Sur une idée originale de Dan Aykroyd, ce dernier et Harold Ramis concoctent une histoire de chasseurs de fantômes dans le New York contemporain ou comment une bande de potes fondent une entreprise comme les autres, pub locale incluse. Une histoire en outre remplie de concessions, le scénario original était semble t’il plus délirant et donc très coûteux, et faisait apparaître plus de potes du SNL comme le regretté John Belushi, Eddie Murphy (affairé sur Le Flic de Bervely Hills et donc autre très gros succès de l’année 1984) ou John Candy.

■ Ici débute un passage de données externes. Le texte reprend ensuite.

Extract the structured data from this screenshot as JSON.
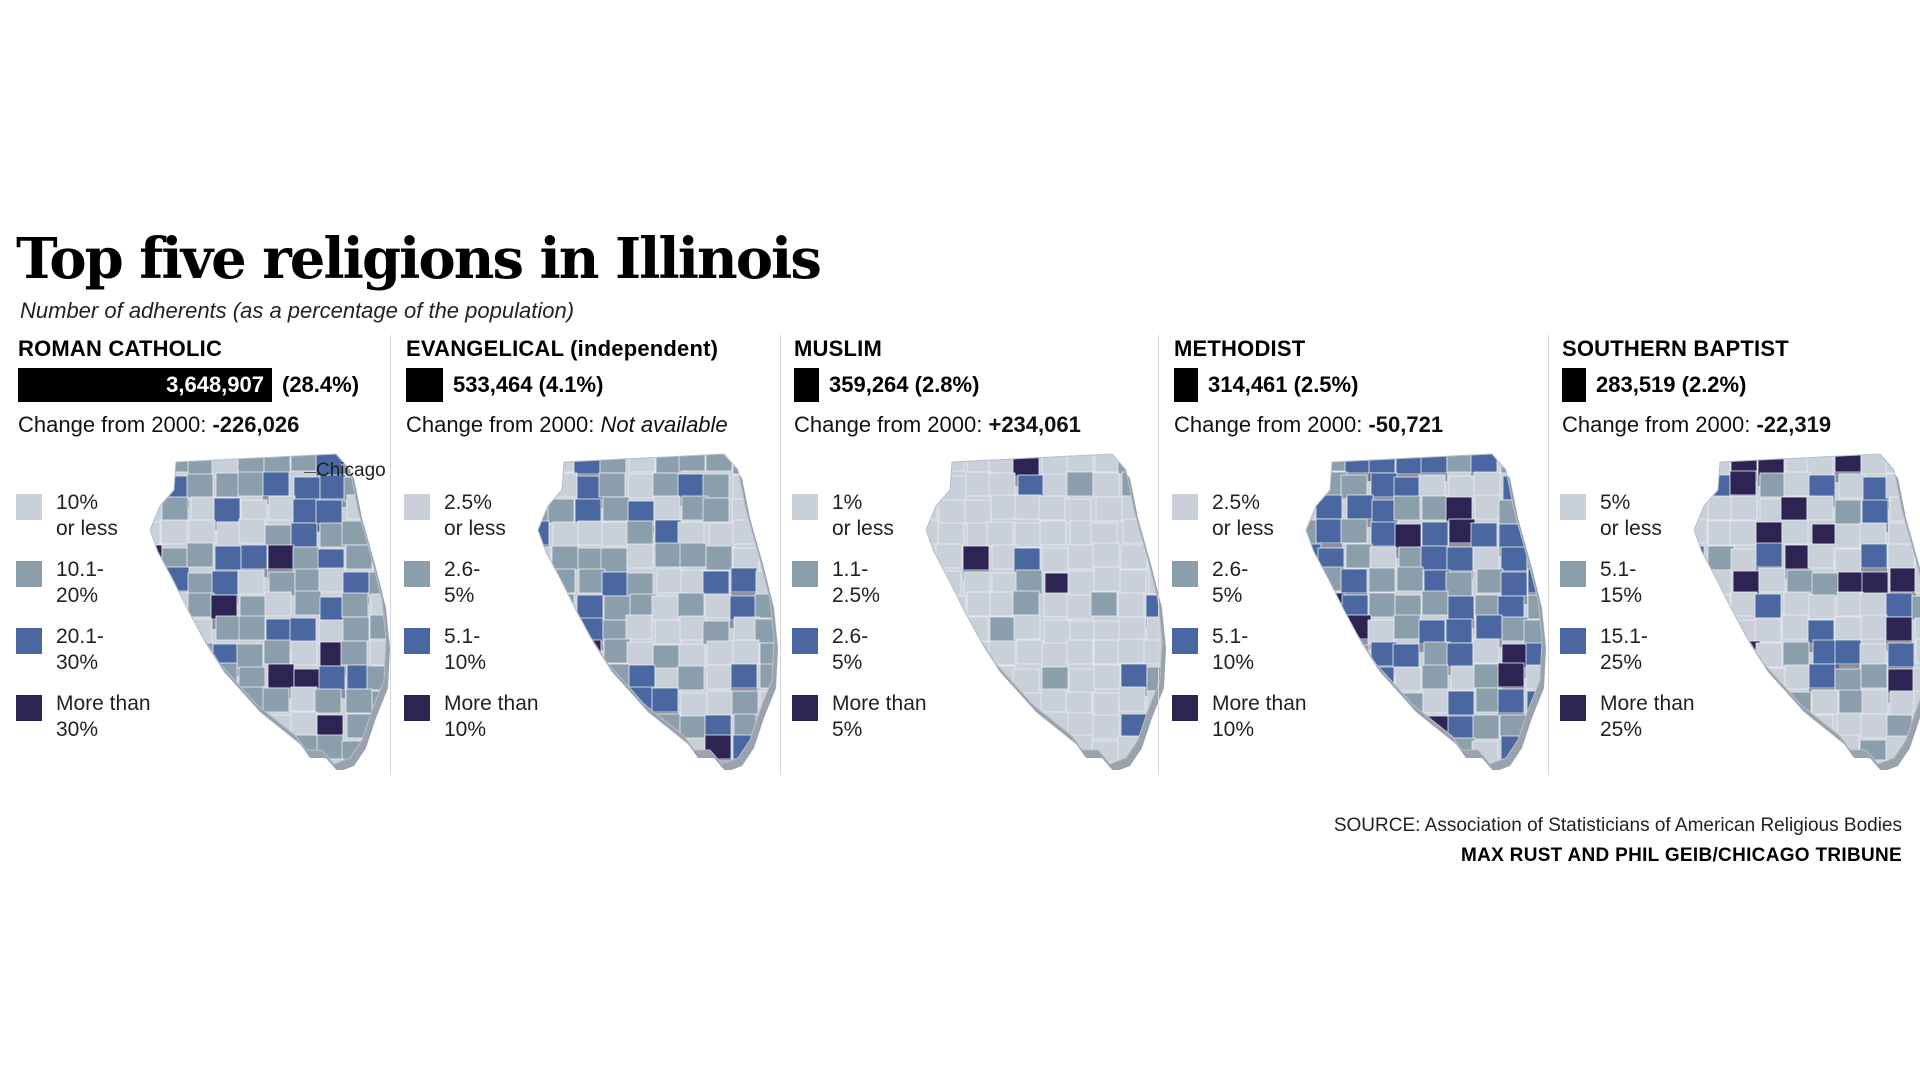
{
  "title": "Top five religions in Illinois",
  "subtitle": "Number of adherents (as a percentage of the population)",
  "colors": {
    "c1": "#c9d0d9",
    "c2": "#8a9eab",
    "c3": "#4a67a1",
    "c4": "#2e2453"
  },
  "panels": [
    {
      "name": "ROMAN CATHOLIC",
      "adherents": "3,648,907",
      "adherents_value": 3648907,
      "percent": "(28.4%)",
      "change_label": "Change from 2000: ",
      "change_value": "-226,026",
      "legend": [
        {
          "l1": "10%",
          "l2": "or less"
        },
        {
          "l1": "10.1-",
          "l2": "20%"
        },
        {
          "l1": "20.1-",
          "l2": "30%"
        },
        {
          "l1": "More than",
          "l2": "30%"
        }
      ],
      "callout": "Chicago"
    },
    {
      "name": "EVANGELICAL (independent)",
      "adherents": "533,464",
      "adherents_value": 533464,
      "percent": "(4.1%)",
      "change_label": "Change from 2000: ",
      "change_value": "Not available",
      "legend": [
        {
          "l1": "2.5%",
          "l2": "or less"
        },
        {
          "l1": "2.6-",
          "l2": "5%"
        },
        {
          "l1": "5.1-",
          "l2": "10%"
        },
        {
          "l1": "More than",
          "l2": "10%"
        }
      ]
    },
    {
      "name": "MUSLIM",
      "adherents": "359,264",
      "adherents_value": 359264,
      "percent": "(2.8%)",
      "change_label": "Change from 2000: ",
      "change_value": "+234,061",
      "legend": [
        {
          "l1": "1%",
          "l2": "or less"
        },
        {
          "l1": "1.1-",
          "l2": "2.5%"
        },
        {
          "l1": "2.6-",
          "l2": "5%"
        },
        {
          "l1": "More than",
          "l2": "5%"
        }
      ]
    },
    {
      "name": "METHODIST",
      "adherents": "314,461",
      "adherents_value": 314461,
      "percent": "(2.5%)",
      "change_label": "Change from 2000: ",
      "change_value": "-50,721",
      "legend": [
        {
          "l1": "2.5%",
          "l2": "or less"
        },
        {
          "l1": "2.6-",
          "l2": "5%"
        },
        {
          "l1": "5.1-",
          "l2": "10%"
        },
        {
          "l1": "More than",
          "l2": "10%"
        }
      ]
    },
    {
      "name": "SOUTHERN BAPTIST",
      "adherents": "283,519",
      "adherents_value": 283519,
      "percent": "(2.2%)",
      "change_label": "Change from 2000: ",
      "change_value": "-22,319",
      "legend": [
        {
          "l1": "5%",
          "l2": "or less"
        },
        {
          "l1": "5.1-",
          "l2": "15%"
        },
        {
          "l1": "15.1-",
          "l2": "25%"
        },
        {
          "l1": "More than",
          "l2": "25%"
        }
      ]
    }
  ],
  "source": "SOURCE: Association of Statisticians of American Religious Bodies",
  "credit": "MAX RUST AND PHIL GEIB/CHICAGO TRIBUNE"
}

La description et la naissance du groupe prend évidemment plus de place que la trame générale basée sur le retour d’une figure du Mal d’un autre âge (et construite astucieusement). Et c’est sans doute une bonne raison pour laquelle le film n’a que peu vieilli : les personnages constituant le trio sont très bien caractérisés et très amusants. Tous trois docteurs en science, Ray, Dan Aykroyd, est le gentil de la bande, un adulescent illuminé et enthousiaste. Au contraire, Egon, Harold Ramis, est tout le temps sérieux et calme, gardant perpétuellement un premier degré très scientifique et anti-sentimental au possible, nécessairement décalé. Enfin, il y a le cynique Peter Venkman (Bill Murray dans le rôle qui propulsa sa carrière) et qui se trouve finalement être celui qui a le plus les pieds sur terre tout en restant très détaché. Le spectateur en quelque sorte.
Echangeant des propos pseudo-scientifiques avec tout un charabia technique et un arsenal bricolé délirant, la bande ne s’attire pas que des amis loin s’en faut. Au fond, avec ce côté un peu en marge et leur propre langage, ces joyeux lurons représentent d’une certaine manière la culture geek actuelle mais dans un monde vraiment habité par le paranormal (comme Mulder d’ailleurs). Le métier de chasseur de fantômes a en outre un côté fantasmatique.
Autour d’eux gravitent quelques autres personnages dont le plus mémorable est Rick Moranis tout simplement brillant en conseiller fiscal insignifiant (Dan Aykroyd aurait affirmé qu’il peut écouter en boucle ses répliques). Marquée par les années 80, Weaver est quand même belle et vampirise la seconde moitié du film en devenant la célèbre Zuul, cerbère de la grande porte attendant le maître des clés. Signe des temps, le méchant de service, un salaud et un teigneux intégral, est un ponte de la commission de protection de l’environnement. Impensable de donner le mauvais rôle à l’environnement dans un blockbuster de nos jours.
Souvent dépassés mais rigolos et parfois très harryhausenien, les effets spéciaux fonctionnent toujours d’autant plus qu’ils sont généralement au service d’idées et de gags excellents. L’apparition du « monstre » étant un des moments les plus emblématiques du film. Même la musique, marquée par le méga-tube de Ray Parker Jr, participe à la réussite et à l’ambiance de ce film bourré de séquences et de répliques drôlatiques comme l’anthologique première chasse :
- Il vaut mieux qu’on se sépare.
Excellente idée.
Oui, comme ça on fera plus de dégâts.
A voir et revoir donc.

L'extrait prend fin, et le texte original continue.